Monday, February 06, 2006

Airport Ghost Town

I had the opportunity of being one of the few people not able to watch the Super Bowl last night. Instead, I was on a plane returning from New Mexico (where I'd been attending a publishing marketing conference -- more on that later). I had a lay-over in Minneapolis during the first half of the game, and it was an eerie feeling walking through a nearly deserted major airport at 6:30 on a Sunday evening. All of the fast food areas and waiting areas were empty. In fact, everywhere except the waiting areas with a television, or the bars with a television was empty.

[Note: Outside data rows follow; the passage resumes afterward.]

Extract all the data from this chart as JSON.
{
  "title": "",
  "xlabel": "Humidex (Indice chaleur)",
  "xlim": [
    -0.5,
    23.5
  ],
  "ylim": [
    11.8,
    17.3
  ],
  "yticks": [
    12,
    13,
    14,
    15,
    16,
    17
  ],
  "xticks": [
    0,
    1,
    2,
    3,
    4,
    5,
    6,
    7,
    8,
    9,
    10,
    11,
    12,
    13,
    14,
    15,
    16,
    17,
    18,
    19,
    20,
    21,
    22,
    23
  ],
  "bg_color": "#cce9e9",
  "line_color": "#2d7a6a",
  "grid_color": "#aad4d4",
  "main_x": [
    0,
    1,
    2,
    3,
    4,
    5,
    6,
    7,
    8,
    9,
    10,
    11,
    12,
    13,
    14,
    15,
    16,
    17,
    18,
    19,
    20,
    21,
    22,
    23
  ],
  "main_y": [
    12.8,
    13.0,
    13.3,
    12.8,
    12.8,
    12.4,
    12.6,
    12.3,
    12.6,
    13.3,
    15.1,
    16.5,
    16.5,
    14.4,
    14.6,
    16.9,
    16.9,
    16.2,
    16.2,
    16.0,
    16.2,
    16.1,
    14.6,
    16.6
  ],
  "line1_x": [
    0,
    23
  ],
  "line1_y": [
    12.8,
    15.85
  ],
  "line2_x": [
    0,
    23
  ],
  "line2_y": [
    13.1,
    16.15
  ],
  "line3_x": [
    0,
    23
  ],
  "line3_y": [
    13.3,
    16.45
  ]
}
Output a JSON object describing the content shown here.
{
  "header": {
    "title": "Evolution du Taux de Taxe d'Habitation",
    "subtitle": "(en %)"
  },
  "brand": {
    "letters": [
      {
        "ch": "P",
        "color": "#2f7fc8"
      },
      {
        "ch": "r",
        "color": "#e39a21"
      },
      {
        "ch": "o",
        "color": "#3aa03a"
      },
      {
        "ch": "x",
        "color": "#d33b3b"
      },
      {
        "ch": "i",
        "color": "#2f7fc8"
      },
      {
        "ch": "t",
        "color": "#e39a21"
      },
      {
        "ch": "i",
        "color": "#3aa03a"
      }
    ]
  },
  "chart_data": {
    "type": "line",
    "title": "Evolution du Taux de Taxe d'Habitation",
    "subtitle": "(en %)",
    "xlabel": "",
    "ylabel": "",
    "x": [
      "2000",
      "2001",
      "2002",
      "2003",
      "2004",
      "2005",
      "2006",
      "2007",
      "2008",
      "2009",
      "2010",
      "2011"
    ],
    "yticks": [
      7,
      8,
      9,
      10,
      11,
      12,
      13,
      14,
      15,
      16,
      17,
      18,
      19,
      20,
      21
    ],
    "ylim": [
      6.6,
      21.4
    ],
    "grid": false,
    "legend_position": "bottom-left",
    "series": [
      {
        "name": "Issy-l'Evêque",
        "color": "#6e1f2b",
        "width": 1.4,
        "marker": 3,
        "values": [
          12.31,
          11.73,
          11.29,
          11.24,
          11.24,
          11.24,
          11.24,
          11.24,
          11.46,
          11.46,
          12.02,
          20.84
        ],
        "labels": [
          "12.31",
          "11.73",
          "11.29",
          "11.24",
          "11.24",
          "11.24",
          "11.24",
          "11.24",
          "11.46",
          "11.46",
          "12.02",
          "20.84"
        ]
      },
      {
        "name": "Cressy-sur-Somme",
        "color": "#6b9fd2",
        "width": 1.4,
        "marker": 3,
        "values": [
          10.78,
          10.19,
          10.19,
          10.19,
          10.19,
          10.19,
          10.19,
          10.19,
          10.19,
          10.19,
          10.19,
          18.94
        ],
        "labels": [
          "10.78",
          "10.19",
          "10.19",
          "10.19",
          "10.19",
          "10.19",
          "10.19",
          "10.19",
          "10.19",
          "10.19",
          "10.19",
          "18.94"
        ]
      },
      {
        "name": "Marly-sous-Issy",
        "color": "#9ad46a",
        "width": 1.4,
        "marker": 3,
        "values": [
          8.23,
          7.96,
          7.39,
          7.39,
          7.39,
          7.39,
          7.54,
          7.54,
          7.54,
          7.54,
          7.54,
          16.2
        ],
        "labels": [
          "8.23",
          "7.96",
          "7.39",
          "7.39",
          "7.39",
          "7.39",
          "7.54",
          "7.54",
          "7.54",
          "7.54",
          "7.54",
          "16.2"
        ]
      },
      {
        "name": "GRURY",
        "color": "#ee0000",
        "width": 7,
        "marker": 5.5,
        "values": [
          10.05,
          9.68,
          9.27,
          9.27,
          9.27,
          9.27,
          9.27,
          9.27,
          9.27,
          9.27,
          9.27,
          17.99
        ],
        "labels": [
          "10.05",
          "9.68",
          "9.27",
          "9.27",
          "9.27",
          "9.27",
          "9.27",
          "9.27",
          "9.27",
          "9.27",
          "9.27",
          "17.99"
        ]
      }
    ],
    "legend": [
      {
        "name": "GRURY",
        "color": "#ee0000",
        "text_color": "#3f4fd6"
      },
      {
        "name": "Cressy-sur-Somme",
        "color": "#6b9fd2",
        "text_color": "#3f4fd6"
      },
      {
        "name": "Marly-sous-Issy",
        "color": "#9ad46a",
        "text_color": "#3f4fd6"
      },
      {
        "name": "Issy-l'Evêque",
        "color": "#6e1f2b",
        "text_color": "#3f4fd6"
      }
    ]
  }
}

People were crammed into the few areas that had the game on, and everyone was tuned in. It was the same odd sensation as walking through an airport at 1 am, or walking through the streets of a European city while that country's team is playing in the European Cup soccer championship game! It was nice seeing that everyone was focused on the TV and it wasn't some news coverage of some terrible disaster. Nothing to bring everyone together like the Super Bowl.

Loving the Work Life

As I've adjusted my work style away from the day-to-day corporate rigidity, I'm really coming to appreciate the ups-and-downs of entrepreneurial life. Last week, we were so busy with meetings, and proposals, I worked 70 hours just jumping from deadline to deadline. This week is a bit more relaxed. After several hectic days, last Friday morning's New Economy New Rules seminar was the first hour I had to just sit and process some data. I'm sure the woman next to me thought I was furiously scribbling notes on the telecommunications deregulation panel, but in reality I was downloading thoughts and ideas from our week of meetings, follow-ups, and book concepts. Unlike class in college when you couldn't zone out (but wanted to), this was really liberating. I processed unrelated information with no threat of reprisal (except embarrassment when I had to admit I wasn't paying attention) and let my mind wander and think and operate on that wonderful creative plane that let's you generate ideas without limits. I took five pages of notes!

I still have absolutely no idea what's going on with the details of telecommunications deregulation in Indiana, but it was a very valuable session.

Friday, February 03, 2006

Crazy Week -- and Media Mentions

It's been a crazy week. Lots of proposals, meetings, and deadlines. Plus, we were in Publisher's Weekly this week! It's nice to have folks recognize our new model and share our excitement.